Low blood chloride is referred to as hypochloraemia and is commonly caused by vomiting, which results in significant chloride loss from purged hydrochloric acid. It can also be caused by:

• Dilution of the blood through excessive consumption of hypotonic fluids, such as water;
• Inadequate chloride reabsorption by the kidneys – as as example, this may be due to renal disease or use of loop diuretics, such as thiazides and acetazolamide, which cause chloride loss (Astapenko et al 2020; Pfortmueller et al, 2018).

Symptoms are diverse and include the potential for developing metabolic alkalosis (in which the pH of the blood rises), apathy, confusion, cardiac arrhythmias and increased muscle irritability (Astapenko et al, 2020).

The usual treatment of hypochloraemia is isotonic 0.9% NaCl saline, which can be given intravenously to normalise chloride levels (Lobo and Awad, 2014).
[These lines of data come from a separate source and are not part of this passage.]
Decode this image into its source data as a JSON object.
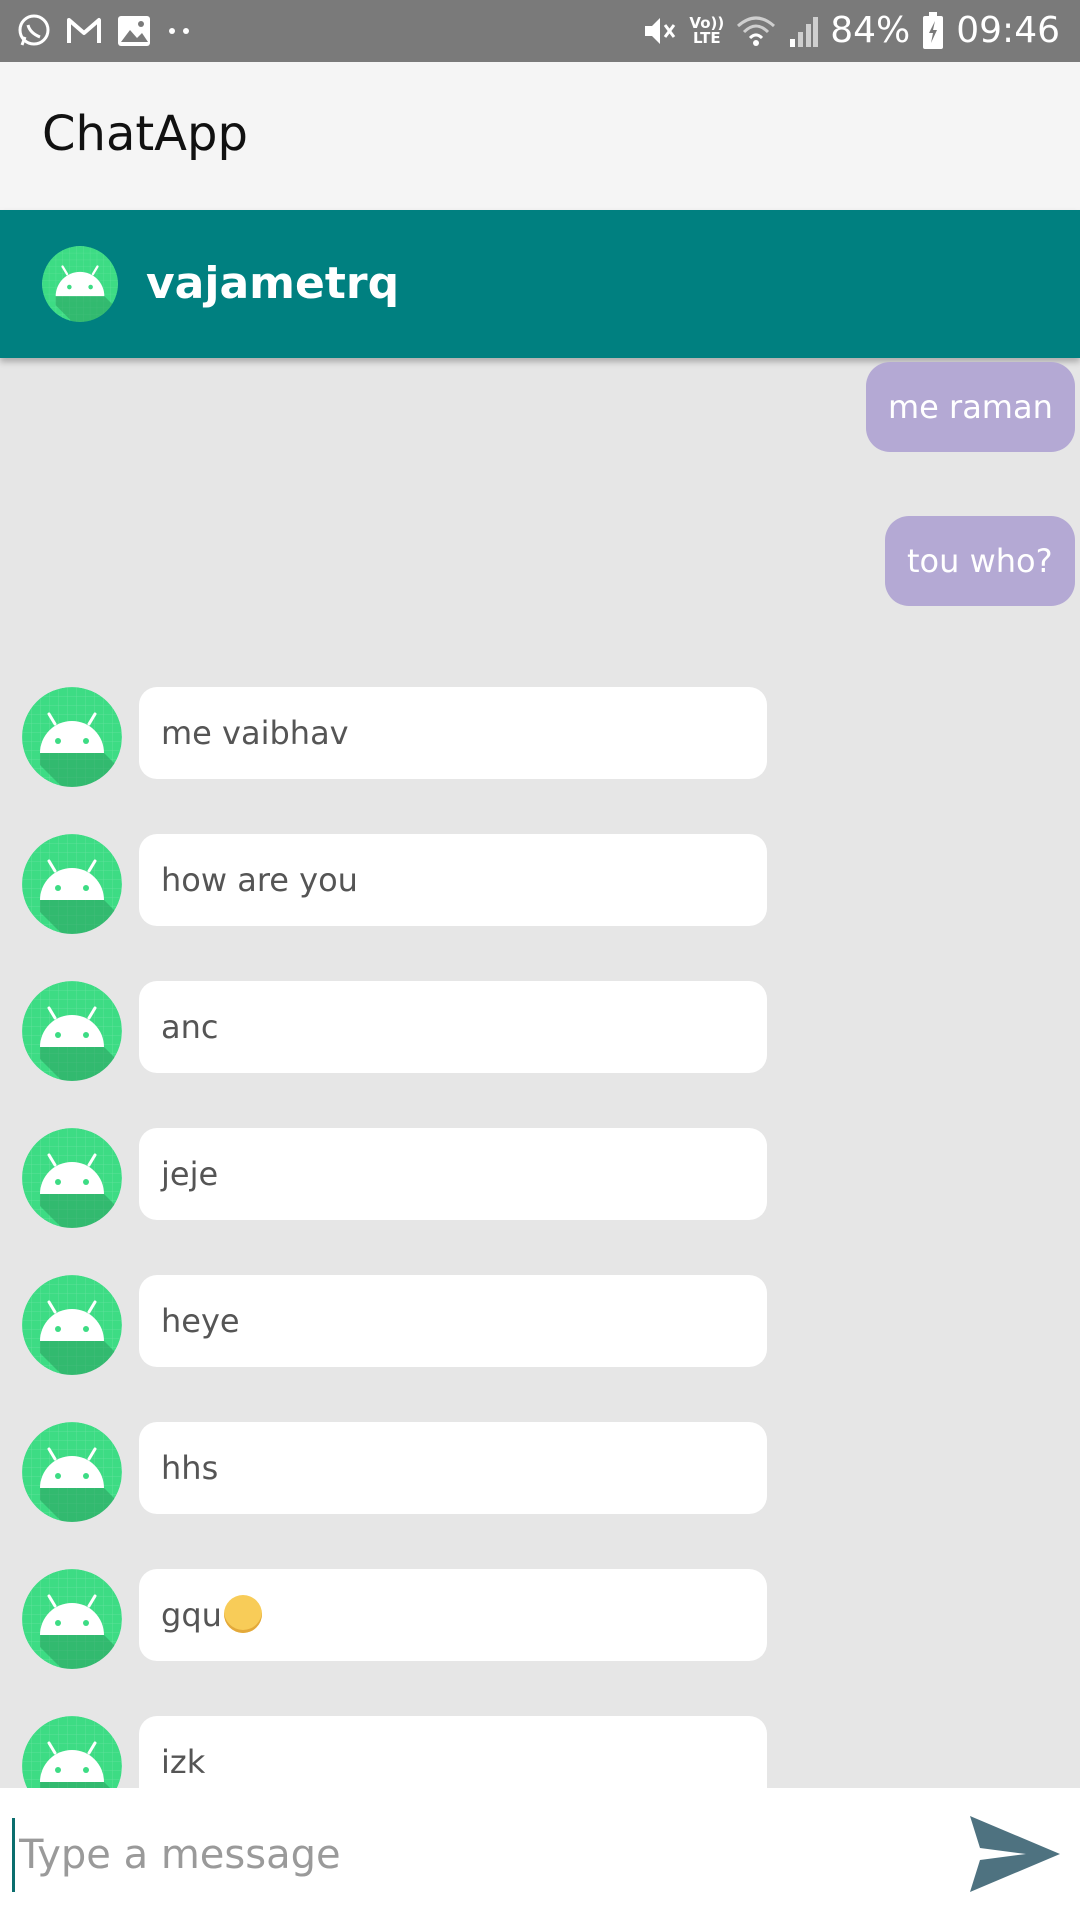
{
  "status_bar": {
    "icons_left": [
      "whatsapp-icon",
      "gmail-icon",
      "gallery-icon",
      "more-dots-icon"
    ],
    "icons_right": [
      "mute-icon",
      "volte-icon",
      "wifi-icon",
      "signal-icon",
      "battery-icon"
    ],
    "volte_top": "Vo))",
    "volte_bottom": "LTE",
    "battery": "84%",
    "time": "09:46"
  },
  "app_bar": {
    "title": "ChatApp"
  },
  "chat_header": {
    "name": "vajametrq",
    "avatar_icon": "android-avatar-icon"
  },
  "messages": {
    "outgoing": [
      {
        "text": "me raman"
      },
      {
        "text": "tou who?"
      }
    ],
    "incoming": [
      {
        "text": "me vaibhav"
      },
      {
        "text": "how are you"
      },
      {
        "text": "anc"
      },
      {
        "text": "jeje"
      },
      {
        "text": "heye"
      },
      {
        "text": "hhs"
      },
      {
        "text": "gqu",
        "emoji": "grinning-sweat-emoji"
      },
      {
        "text": "izk"
      }
    ]
  },
  "input_bar": {
    "placeholder": "Type a message",
    "value": "",
    "send_icon": "send-icon"
  },
  "colors": {
    "header": "#008080",
    "app_bar": "#f5f5f5",
    "outgoing_bubble": "#b4a9d4",
    "incoming_bubble": "#ffffff",
    "avatar": "#3ddc84",
    "send": "#4e7280",
    "background": "#e6e6e6"
  }
}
It is important to treat hypochloraemia effectively as persistently low chloride levels have been shown to be associated with adverse outcomes and increased mortality in patients with hypertension, heart failure, sepsis and chronic kidney disease (Nozaki et al, 2023; Valga, et al 2023).

Hyperchloraemia

Elevated blood chloride is termed hyperchloraemia. It is often seen after the ingestion of sea water, excessive use of saline solutions, renal disease, watery diarrhoea (in which large volumes of water are lost, leading to dehydration), fevers (in which much water can be lost from sweating) and in people with very high dietary salt intakes (Nagami, 2016).

Symptoms include fluid retention, decreased levels of consciousness, muscle weakness, muscle spasms/twitching and laboured breathing (Sharma, 2016). Treatment involves restoring normal chloride concentrations, mainly through increased fluid intake. Patients are encouraged to increase water intake, and IV fluids and diuretics may be used to help flush out excess chloride. Medications to treat underlying causes, such as vomiting and diarrhoea, may also be prescribed (Sharma, 2016).

Conclusion

In this article, we have outlined the physiological roles of the macrominerals calcium, phosphate, sulphur, sodium, potassium and chloride.